Histone/protein deacetylases control Foxp3 expression and the heat shock response of T-regulatory cells

Lysine ɛ-acetylation is a post-translational modification that alters the biochemical properties of many proteins. The reaction is catalyzed by histone/protein acetyltransferases (HATs), and is reversed by histone/protein deacetylases (HDACs). As a result, HATs and HDACs constitute an important, though little recognized, set of proteins that control the functions of T-regulatory (Treg) cells. Targeting certain HDACs, especially HDAC6, HDAC9, and Sirtuin-1 (Sirt1), can augment Treg suppressive potency by several distinct and potentially additive mechanisms. These involve promoting Forkhead box p3 (Foxp3) gene expression and preserving Foxp3 lysine ɛ-acetylation, which infers resistance to ubiquitination and proteasomal degradation, and increases DNA binding.

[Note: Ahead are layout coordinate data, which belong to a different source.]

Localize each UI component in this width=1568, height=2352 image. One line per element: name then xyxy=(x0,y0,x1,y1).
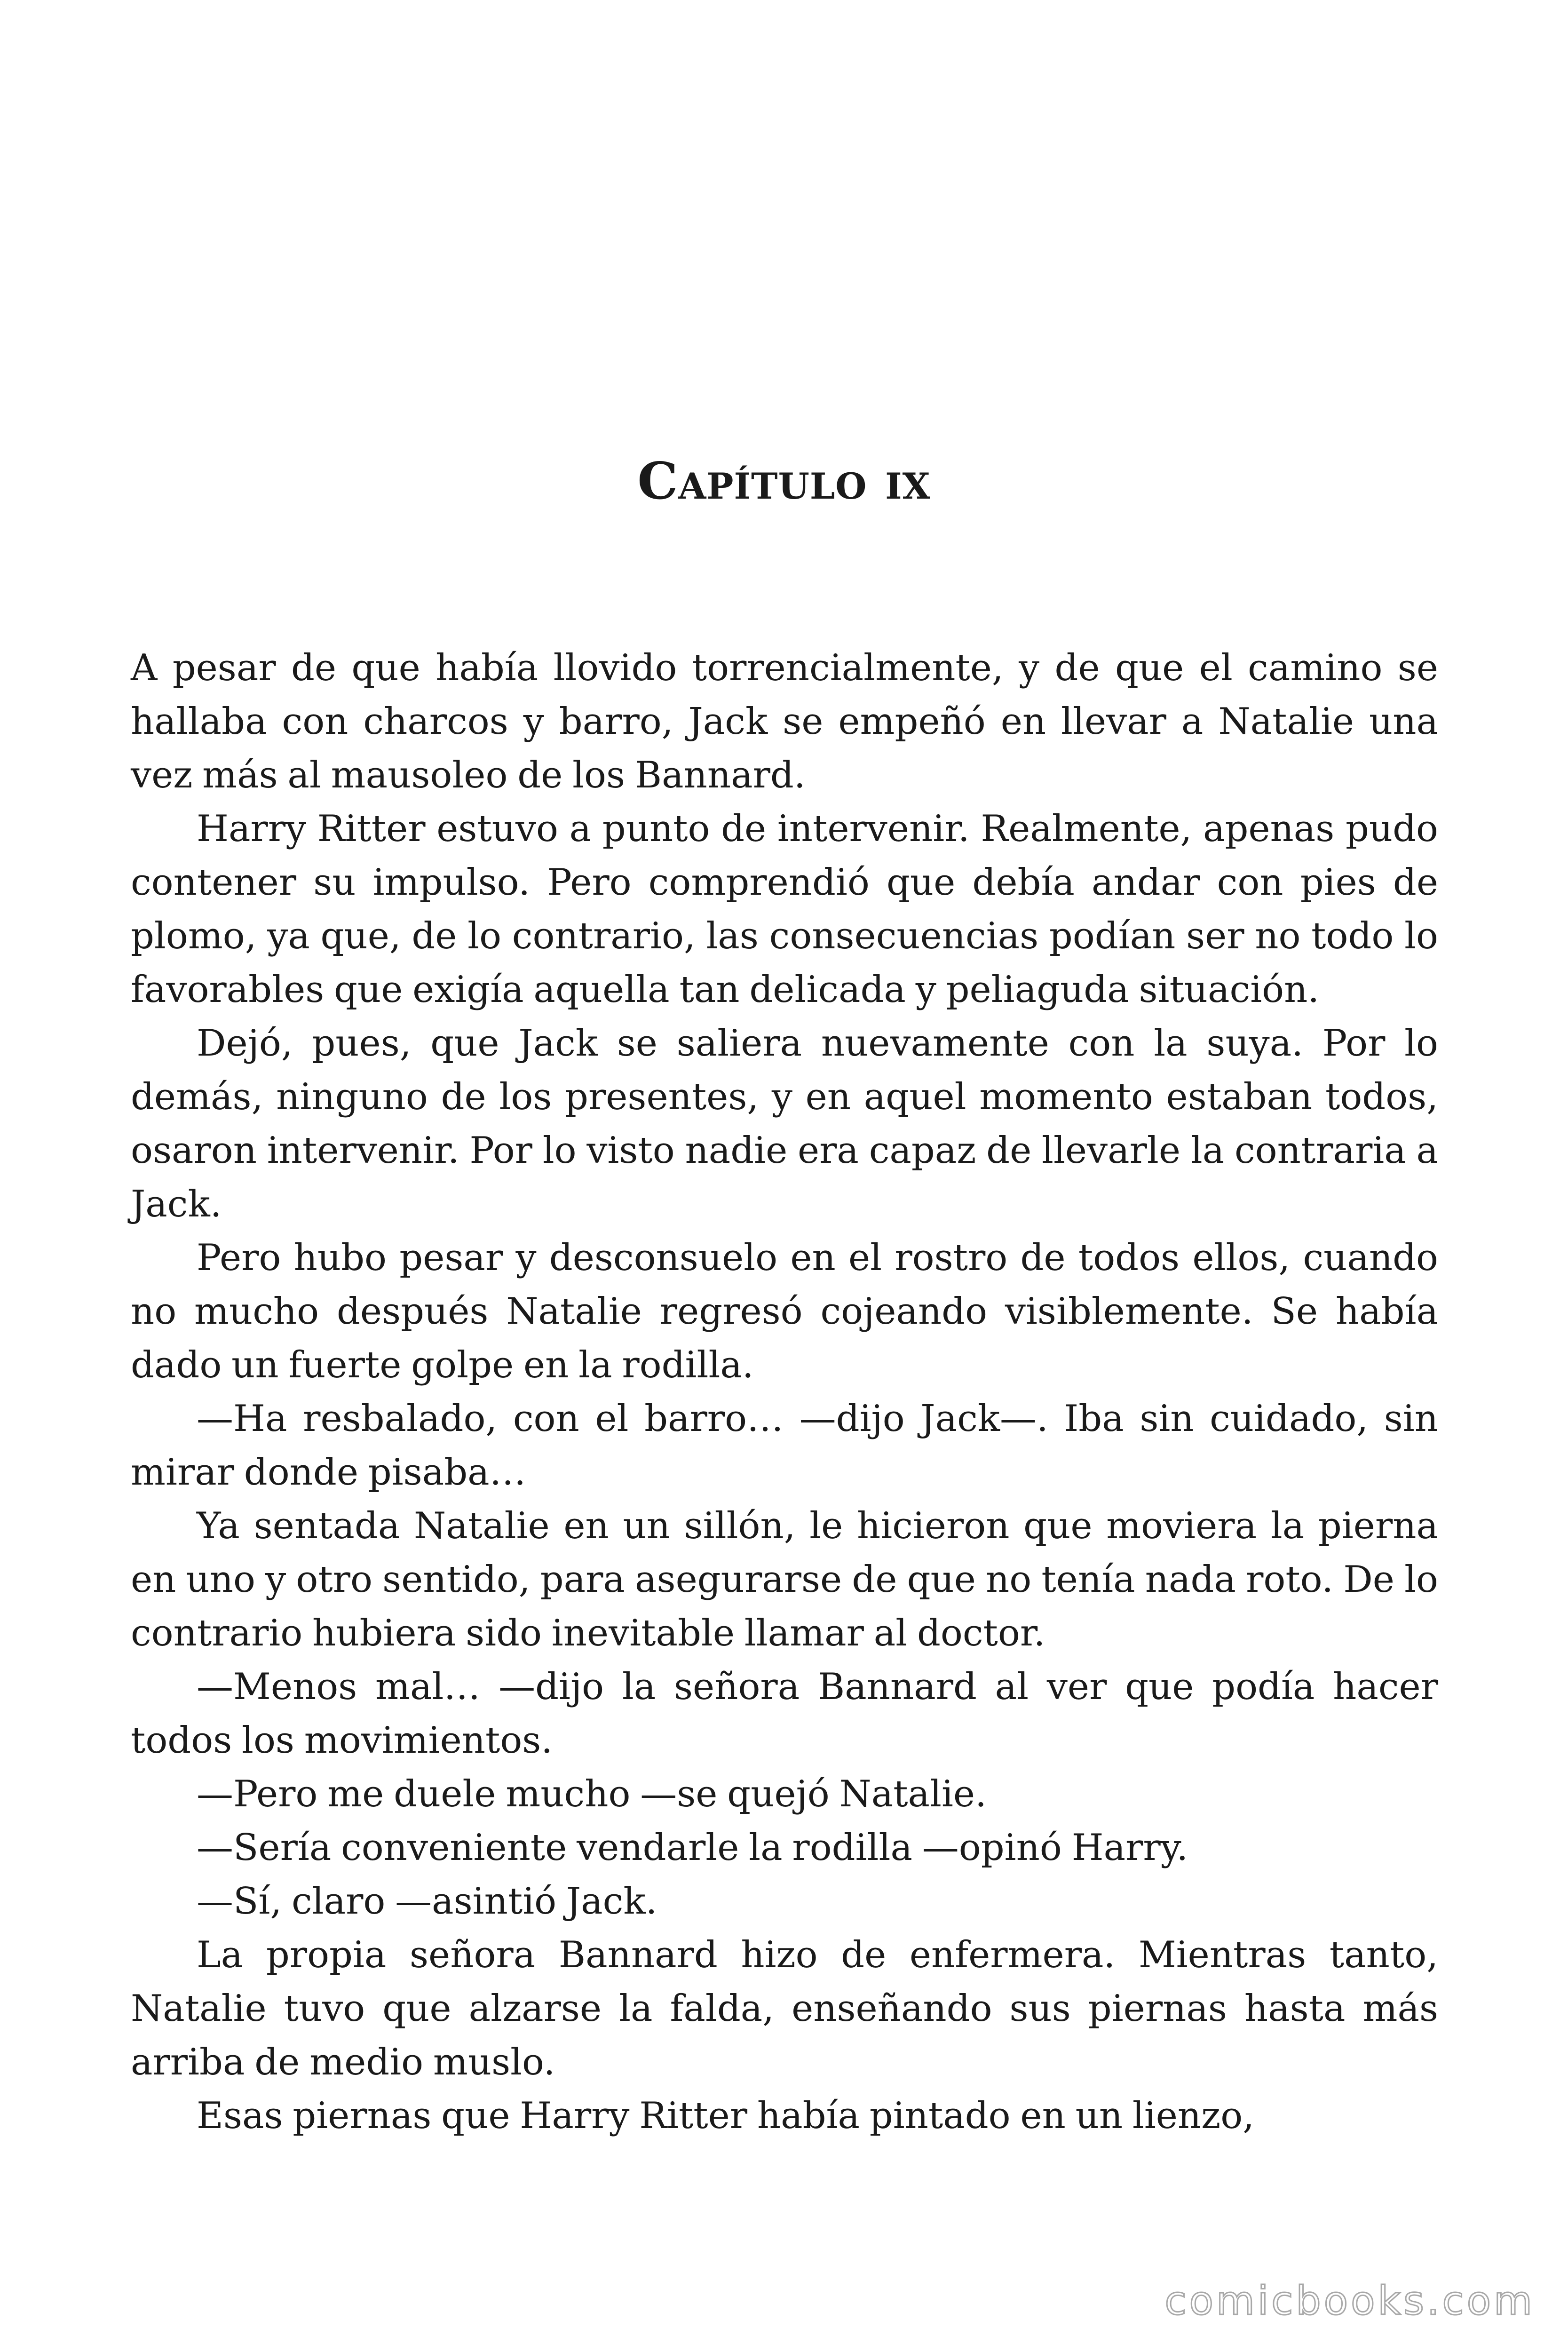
paragraph: Ya sentada Natalie en un sillón, le hicieron que moviera la pierna en uno y otro sentido, para asegurarse de que no tenía nada roto. De lo contrario hubiera sido inevitable llamar al doctor. xyxy=(131,1505,1438,1654)
paragraph: A pesar de que había llovido torrencialmente, y de que el camino se hallaba con charcos y barro, Jack se empeñó en llevar a Natalie una vez más al mausoleo de los Bannard. xyxy=(131,647,1438,796)
paragraph: Pero hubo pesar y desconsuelo en el rostro de todos ellos, cuando no mucho después Natalie regresó cojeando visiblemente. Se había dado un fuerte golpe en la rodilla. xyxy=(131,1237,1438,1386)
paragraph: Dejó, pues, que Jack se saliera nuevamente con la suya. Por lo demás, ninguno de los presentes, y en aquel momento estaban todos, osaron intervenir. Por lo visto nadie era capaz de llevarle la contraria a Jack. xyxy=(131,1022,1438,1225)
paragraph: —Ha resbalado, con el barro… —dijo Jack—. Iba sin cuidado, sin mirar donde pisaba… xyxy=(131,1398,1438,1494)
paragraph: Harry Ritter estuvo a punto de intervenir. Realmente, apenas pudo contener su impulso. Pero comprendió que debía andar con pies de plomo, ya que, de lo contrario, las consecuencias podían ser no todo lo favorables que exigía aquella tan delicada y peliaguda situación. xyxy=(131,808,1438,1011)
paragraph: Esas piernas que Harry Ritter había pintado en un lienzo, xyxy=(197,2095,1255,2137)
paragraph: La propia señora Bannard hizo de enfermera. Mientras tanto, Natalie tuvo que alzarse la falda, enseñando sus piernas hasta más arriba de medio muslo. xyxy=(131,1934,1438,2083)
chapter-title: Capítulo ix xyxy=(637,452,931,511)
paragraph: —Sería conveniente vendarle la rodilla —opinó Harry. xyxy=(197,1827,1188,1869)
watermark: comicbooks.com xyxy=(1164,2278,1535,2324)
paragraph: —Pero me duele mucho —se quejó Natalie. xyxy=(197,1773,987,1815)
chapter-body xyxy=(131,641,1438,2143)
paragraph: —Sí, claro —asintió Jack. xyxy=(197,1880,657,1923)
paragraph: —Menos mal… —dijo la señora Bannard al ver que podía hacer todos los movimientos. xyxy=(131,1666,1438,1762)
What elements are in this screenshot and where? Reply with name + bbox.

Moreover, depleting certain HDAC can enhance the heat shock response, which increases the tenacity of Treg to survive under stress, and helps preserve a suppressive phenotype. As a result, HDAC inhibitor therapy can be used to enhance Treg functions in vivo and have beneficial effects on allograft survival and autoimmune diseases.

► HATs and HDACs control lysine acetylation, an important post-translational modification in histone and non-histone proteins. ► Acetylation of Foxp3 in Tregs increases both its DNA binding and resistance to proteasomal degradation. ► Foxp3 transcription factors are regulated by acetylation (p65, STAT5) or indirectly by HDAC/HAT dependent mediators (SMAD3). ► Targeting HDAC6 or HDAC9 increases HSR gene expression which protects Treg from stress and preserves a suppressive phenotype.